Michel Barnier veut éviter le clash avec le Royaume-Uni sur les dérivés
Le rôle de l’Autorité européenne des marchés (Esma) sera au centre des négociations qui s’ouvrent aujourd’hui sur les produits dérivés entre les députés européens et les représentants de la Commission européenne et des ministres des Finances des Vingt-Sept. Le règlement en question dit «Emir», en négociation depuis plus d’un an, transpose l’engagement pris au G20 de pousser toutes les transactions sur produits dérivés standardisables vers une contrepartie centrale. Il crée aussi, pour ces chambres de compensation, un régime européen d’autorisation et de supervision.
Londres demande à disposer d’un droit de veto à la fois au sein des collèges de superviseurs des chambres de compensation et au sein de l’Esma quand elle statuera sur l’octroi des licences de ces infrastructures, selon plusieurs sources proches du dossier.
Les députés, colégislateurs,souhaitent au contraire que l’autorisation des contreparties centrales se décide entre autorités nationales à la majorité simple. Dans le cas contraire, Paris et Berlin pourraient voir leur politique, consistant à exiger des chambres de compensation (CCP) qu’elles disposent d’une licence bancaire, contrée par Londres, selon un négociateur. Cette question de la concurrence entre chambres est à l’origine d’un conflit entre le Trésor britannique et la Banque centrale européenne qui a déclaré son intention de réserver l’accès à ses guichets de liquidité en euros aux CCP de la zone euro.

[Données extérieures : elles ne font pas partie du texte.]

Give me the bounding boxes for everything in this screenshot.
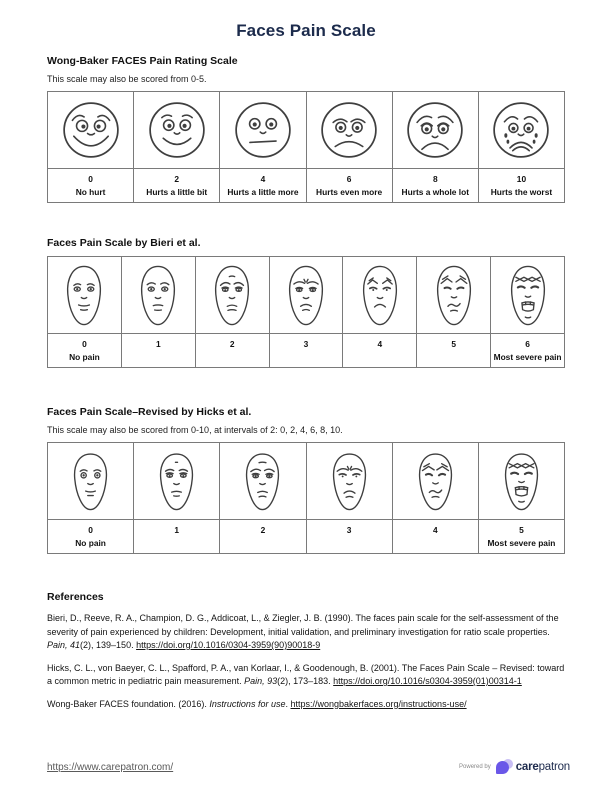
- score-value: 6: [346, 174, 352, 184]
- score-value: 0: [88, 174, 93, 184]
- score-value: 4: [260, 174, 266, 184]
- reference-bieri: Bieri, D., Reeve, R. A., Champion, D. G.…: [47, 612, 565, 653]
- score-value: 4: [432, 525, 438, 535]
- fpsr-face-4-icon: [392, 443, 478, 520]
- score-value: 3: [346, 525, 352, 535]
- fpsr-face-0-icon: [48, 443, 134, 520]
- powered-by-label: Powered by: [459, 764, 491, 770]
- score-value: 4: [377, 339, 383, 349]
- score-label: No pain: [75, 538, 106, 548]
- table-cell: 0 No hurt: [48, 92, 134, 202]
- reference-text: Bieri, D., Reeve, R. A., Champion, D. G.…: [47, 613, 559, 637]
- wong-baker-face-6-icon: [306, 92, 392, 169]
- table-cell: 3: [268, 257, 343, 367]
- table-cell: 4 Hurts a little more: [219, 92, 306, 202]
- wongbaker-link[interactable]: https://wongbakerfaces.org/instructions-…: [290, 698, 467, 709]
- score-label: Hurts the worst: [490, 187, 553, 197]
- wong-baker-face-2-icon: [134, 92, 220, 169]
- score-value: 0: [88, 525, 93, 535]
- table-cell: 5 Most severe pain: [477, 443, 565, 553]
- wong-baker-scale-table: 0 No hurt: [47, 91, 565, 203]
- carepatron-logo-icon: [495, 759, 513, 775]
- hicks-heading: Faces Pain Scale–Revised by Hicks et al.: [47, 406, 252, 418]
- carepatron-wordmark: carepatron: [515, 761, 570, 773]
- score-value: 5: [451, 339, 457, 349]
- journal-italic: Pain, 41: [47, 640, 81, 650]
- score-label: Hurts a little bit: [146, 187, 208, 197]
- table-cell: 6 Most severe pain: [490, 257, 565, 367]
- reference-text: .: [285, 698, 291, 709]
- fpsr-face-3-icon: [306, 443, 392, 520]
- score-label: No hurt: [75, 187, 106, 197]
- score-label: Most severe pain: [493, 352, 562, 362]
- powered-by-badge: Powered by carepatron: [459, 759, 570, 775]
- doi-link-hicks[interactable]: https://doi.org/10.1016/s0304-3959(01)00…: [333, 676, 522, 686]
- page-title: Faces Pain Scale: [236, 21, 376, 40]
- reference-text: (2), 139–150.: [80, 640, 137, 650]
- table-cell: 3: [305, 443, 392, 553]
- table-cell: 2: [194, 257, 269, 367]
- table-cell: 5: [416, 257, 491, 367]
- wong-baker-face-10-icon: [478, 92, 565, 169]
- score-label: Hurts even more: [316, 187, 383, 197]
- wong-baker-face-0-icon: [48, 92, 134, 169]
- references-heading: References: [47, 591, 104, 603]
- bieri-face-3-icon: [269, 257, 343, 334]
- reference-wong-baker: Wong-Baker FACES foundation. (2016). Ins…: [47, 698, 565, 712]
- wong-baker-note: This scale may also be scored from 0-5.: [47, 74, 207, 84]
- table-cell: 0 No pain: [48, 257, 121, 367]
- bieri-face-2-icon: [195, 257, 269, 334]
- table-cell: 2 Hurts a little bit: [133, 92, 220, 202]
- score-value: 0: [82, 339, 87, 349]
- table-cell: 4: [342, 257, 417, 367]
- wong-baker-face-8-icon: [392, 92, 478, 169]
- score-value: 1: [174, 525, 180, 535]
- bieri-face-5-icon: [417, 257, 491, 334]
- table-cell: 1: [120, 257, 195, 367]
- bieri-face-6-icon: [491, 257, 565, 334]
- score-value: 2: [229, 339, 235, 349]
- hicks-scale-table: 0 No pain: [47, 442, 565, 554]
- fpsr-face-5-icon: [478, 443, 565, 520]
- table-cell: 2: [219, 443, 306, 553]
- score-value: 2: [174, 174, 180, 184]
- hicks-note: This scale may also be scored from 0-10,…: [47, 425, 343, 435]
- reference-text: Wong-Baker FACES foundation. (2016).: [47, 698, 210, 709]
- table-cell: 0 No pain: [48, 443, 134, 553]
- table-cell: 8 Hurts a whole lot: [391, 92, 478, 202]
- score-value: 3: [303, 339, 309, 349]
- bieri-scale-table: 0 No pain: [47, 256, 565, 368]
- wong-baker-face-4-icon: [220, 92, 306, 169]
- score-label: Hurts a whole lot: [401, 187, 470, 197]
- score-value: 8: [432, 174, 438, 184]
- score-value: 10: [516, 174, 527, 184]
- score-value: 6: [525, 339, 530, 349]
- score-value: 2: [260, 525, 266, 535]
- title-italic: Instructions for use: [209, 698, 286, 709]
- reference-text: Hicks, C. L., von Baeyer, C. L., Spaffor…: [47, 662, 565, 687]
- bieri-face-1-icon: [121, 257, 195, 334]
- carepatron-site-link[interactable]: https://www.carepatron.com/: [47, 761, 174, 773]
- score-label: No pain: [69, 352, 100, 362]
- doi-link-bieri[interactable]: https://doi.org/10.1016/0304-3959(90)900…: [136, 640, 321, 650]
- fpsr-face-2-icon: [220, 443, 306, 520]
- score-value: 1: [155, 339, 161, 349]
- wong-baker-heading: Wong-Baker FACES Pain Rating Scale: [47, 55, 238, 67]
- reference-hicks: Hicks, C. L., von Baeyer, C. L., Spaffor…: [47, 662, 565, 689]
- bieri-face-4-icon: [343, 257, 417, 334]
- table-cell: 4: [391, 443, 478, 553]
- page-footer: https://www.carepatron.com/ Powered by c…: [47, 759, 570, 775]
- score-label: Hurts a little more: [227, 187, 299, 197]
- score-value: 5: [519, 525, 524, 535]
- reference-text: (2), 173–183.: [277, 676, 334, 686]
- bieri-face-0-icon: [48, 257, 121, 334]
- journal-italic: Pain, 93: [244, 676, 278, 686]
- table-cell: 6 Hurts even more: [305, 92, 392, 202]
- table-cell: 10 Hurts the worst: [477, 92, 565, 202]
- table-cell: 1: [133, 443, 220, 553]
- fpsr-face-1-icon: [134, 443, 220, 520]
- score-label: Most severe pain: [487, 538, 556, 548]
- bieri-heading: Faces Pain Scale by Bieri et al.: [47, 237, 201, 249]
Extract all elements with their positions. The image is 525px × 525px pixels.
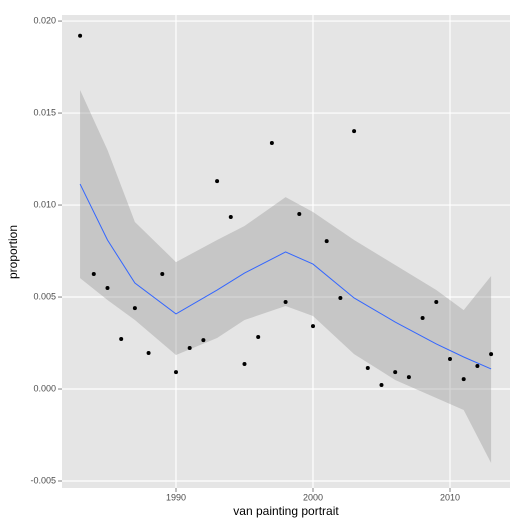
point <box>119 336 124 341</box>
plot-panel <box>62 15 510 488</box>
confidence-band <box>80 90 492 463</box>
point <box>310 324 315 329</box>
point <box>242 362 247 367</box>
point <box>91 272 96 277</box>
x-tick-label: 2010 <box>440 492 460 502</box>
point <box>78 33 83 38</box>
y-tick-label: -0.005 <box>30 475 56 485</box>
point <box>324 239 329 244</box>
point <box>146 350 151 355</box>
y-tick-label: 0.020 <box>33 15 56 25</box>
point <box>379 382 384 387</box>
point <box>173 370 178 375</box>
point <box>269 141 274 146</box>
point <box>393 370 398 375</box>
point <box>461 377 466 382</box>
point <box>420 316 425 321</box>
y-tick-label: 0.005 <box>33 291 56 301</box>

Londres demande en outre que les décisions de la FSA concernant des CCP installées à la City ne puissent être contestées qu’à l’unanimité moins une voix des autres autorités nationales. Pour débloquer la négociation, le commissaire en charge Michel Barnier avait recommandé en octobre à la présidence polonaise de reprendre cette demande à son compte en dépit de l’opposition de la France et de l’Allemagne. Une solution de compromis pourrait consister à confier à l’Esma un rôle d’arbitre en cas de différend entre membres du collège. Mais cette option déplaît à Berlin.
«C’est le premier cas pratique, depuis le sommet du 9 décembre, où le Royaume-Uni se trouve dans une situation minoritaire et sur une position indéfendable. La question est de savoir si on osera le mettre en minorité», indiquait vendredi une source proche des négociations. «Il n’est pas dans notre intérêt que le Royaume-Uni se retrouve isolé», indiquait-on à la Commission. Les avis sont partagés sur les chances d’aboutir à un compromis avant la trêve des confiseurs.